Lecture 2: Computing patterns of oxygen isotope alteration.  The largest chemical constituent of water is oxygen, and the movement of water through P-T space produces a characteristic pattern of whole rock oxygen isotopic alteration.  How 18O alteration can be computed is explained and illustrated with detailed field studies at Noranda and elsewhere.

Lecture 3: Early biotite alteration in porphyry copper systems such as Butte resulted from diffusion of K from fractures into the host.  At first this formed vein halos.  When the halos merged the rock was completely biotized.  The biotized volume measures the total fluid vented, the width of the transition from completely altered to completely unaltered measures the flow rate.  Division gives the duration of the biotization event.  Butte was biotized (and heated to magmatic temperatures) in ~1000 years.  Copper mineralization occurred during retrograde cooling.

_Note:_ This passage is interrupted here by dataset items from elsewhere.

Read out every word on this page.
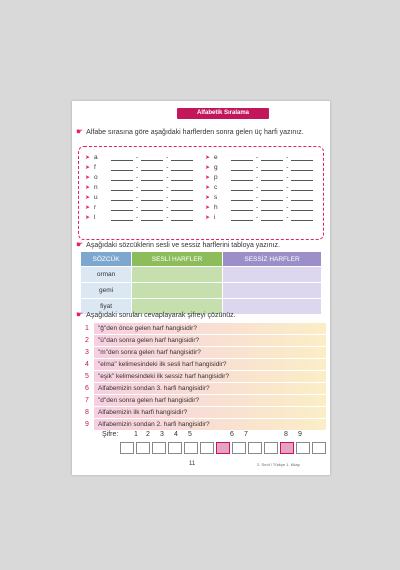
Alfabetik Sıralama
☛ Alfabe sırasına göre aşağıdaki harflerden sonra gelen üç harfi yazınız.
➤ a	-	-
➤ f	-	-
➤ o	-	-
➤ n	-	-
➤ u	-	-
➤ r	-	-
➤ l	-	-
➤ e	-	-
➤ g	-	-
➤ p	-	-
➤ c	-	-
➤ s	-	-
➤ h	-	-
➤ i	-	-
☛ Aşağıdaki sözcüklerin sesli ve sessiz harflerini tabloya yazınız.
SÖZCÜK	SESLİ HARFLER	SESSİZ HARFLER
orman		
gemi		
fiyat		
☛ Aşağıdaki soruları cevaplayarak şifreyi çözünüz.
1	"ğ"den önce gelen harf hangisidir?
2	"ü"dan sonra gelen harf hangisidir?
3	"m"den sonra gelen harf hangisidir?
4	"elma" kelimesindeki ilk sesli harf hangisidir?
5	"eşik" kelimesindeki ilk sessiz harf hangisidir?
6	Alfabemizin sondan 3. harfi hangisidir?
7	"d"den sonra gelen harf hangisidir?
8	Alfabemizin ilk harfi hangisidir?
9	Alfabemizin sondan 2. harfi hangisidir?
Şifre: 1 2 3 4 5	6 7	8 9
11	2. Sınıf / Türkçe 1. Kitap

Lecture 4: Iron Oxide Copper Gold (IOCG) deposits seem to have resulted when CO2 escaped from the sub-continental mantle lithosphere (SCML).  The CO2-rich volatiles were magma pathfinders because they were not constrained by freezing.

Lecture 5: A new class of innocuous, inert, nano-particle can trace the actual pathways of fracture fluid flow by avoiding or greatly reducing diffusion into the host.  How tracers with varying diffusion constants and adsorption coefficients could characterize flow tens of meters from a well is described in a Cornell-CSU proto-proposal.

Lecture 6:  Oil matures and migrates first.  With further burial gas matures and migrates, interacting with the oil and removing “washing out” its smaller n- alkane content.  There is a remarkably regular pattern of “washing” over a distance of ~200 km in the offshore Louisiana Gulf of Mexico that measures the gas leakage and reveals the depth of gas-oil interaction.